Least possible infringement

A friend commented about how, in some matters, State intervention was a requirement as the only way to fix a prior State intervention. My response:
"As to your fight fire w fire point - you may be right but you should be horrified by the implication. The phrase 'throwing good money after bad' comes to mind. As to insurance company influence over legislation - it is a given that businesses, given their money, the skin they have in the game, and their time to develop the capability/capacity to influence legislation will bend the laws to their benefits. That's a prima facia argument for minimizing the role of govt in any arena to the least posible intervention. The govt is rapidly made into the weapon of choice against the competition. This was part and parcel of the Bill of Rights - the founders had seen the damage that resulted from mercantilism.

Liberty has a value, conceptual and practical. The govt seems at this point in time necessary to defend the liberty of each individual.
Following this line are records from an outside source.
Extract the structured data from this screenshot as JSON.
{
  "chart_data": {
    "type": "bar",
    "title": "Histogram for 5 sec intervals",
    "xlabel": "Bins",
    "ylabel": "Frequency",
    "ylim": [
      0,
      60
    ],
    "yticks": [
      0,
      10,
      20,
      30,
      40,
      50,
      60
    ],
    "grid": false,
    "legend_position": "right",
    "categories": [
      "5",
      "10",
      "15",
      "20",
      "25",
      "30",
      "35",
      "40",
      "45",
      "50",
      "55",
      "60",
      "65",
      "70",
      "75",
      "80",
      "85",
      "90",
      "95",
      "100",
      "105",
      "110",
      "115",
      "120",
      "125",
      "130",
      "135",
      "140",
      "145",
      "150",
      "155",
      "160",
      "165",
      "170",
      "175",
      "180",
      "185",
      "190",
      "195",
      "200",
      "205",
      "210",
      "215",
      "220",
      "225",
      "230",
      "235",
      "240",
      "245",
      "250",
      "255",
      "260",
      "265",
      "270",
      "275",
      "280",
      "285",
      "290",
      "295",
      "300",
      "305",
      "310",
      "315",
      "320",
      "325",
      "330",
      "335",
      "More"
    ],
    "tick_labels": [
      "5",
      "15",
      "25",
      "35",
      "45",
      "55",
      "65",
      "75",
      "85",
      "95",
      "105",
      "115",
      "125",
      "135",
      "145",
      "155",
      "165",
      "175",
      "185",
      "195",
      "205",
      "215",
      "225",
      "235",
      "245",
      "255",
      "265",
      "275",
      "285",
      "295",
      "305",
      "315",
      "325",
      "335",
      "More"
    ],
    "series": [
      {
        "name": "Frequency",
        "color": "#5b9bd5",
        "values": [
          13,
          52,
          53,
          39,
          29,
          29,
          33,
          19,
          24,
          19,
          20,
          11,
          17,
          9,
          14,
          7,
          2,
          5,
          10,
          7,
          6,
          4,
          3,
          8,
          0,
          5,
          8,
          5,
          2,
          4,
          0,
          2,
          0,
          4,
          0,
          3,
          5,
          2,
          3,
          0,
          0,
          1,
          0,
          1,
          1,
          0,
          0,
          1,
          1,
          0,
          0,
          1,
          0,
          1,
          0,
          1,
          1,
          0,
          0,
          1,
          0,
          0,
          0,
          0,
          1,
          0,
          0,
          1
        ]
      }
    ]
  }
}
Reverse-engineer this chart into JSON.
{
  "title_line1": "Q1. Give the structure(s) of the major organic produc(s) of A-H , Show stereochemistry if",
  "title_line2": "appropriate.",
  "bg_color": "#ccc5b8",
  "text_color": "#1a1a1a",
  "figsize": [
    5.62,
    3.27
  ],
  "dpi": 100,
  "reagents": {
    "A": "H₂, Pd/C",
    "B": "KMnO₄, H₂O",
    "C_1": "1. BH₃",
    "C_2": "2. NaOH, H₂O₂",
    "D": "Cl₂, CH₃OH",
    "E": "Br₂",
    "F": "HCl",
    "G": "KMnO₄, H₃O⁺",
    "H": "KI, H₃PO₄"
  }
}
In some cases, a infringement on liberty seems necessary in the defense of liberty. What is the least possible infringement? "What is the least possible infringement of liberty in cases where some infringement is necessary"

-Apply this framework to social security; how long would it take you to come up with
an alternative that would be far superior to the present system, but require significantly less coercion?
-Apply this framework to medicine; how long would it take you to come up with a better option to accomplish what medicare and medicaid are supposed to be doing?

This is what the libertarians bring to the plate. I find a lot of irony in the President's 'hope and change' mantra, given that his entire agenda is recycled Statism from the 1920s or before. There are solutions out there which ARE change. Most of what he represents has already been tested and proven to be untenable.

Have you read Hayek's opus "The Fatal Conceit"? It might make our positions boring to you, but you would be able to better focus your anti-liberty pro-State arguments. Then again, perhaps you would see the libertarian side with a completely new lens.

"What is the least possible infringement of liberty in cases where some infringement is necessary" should be the first and most important question.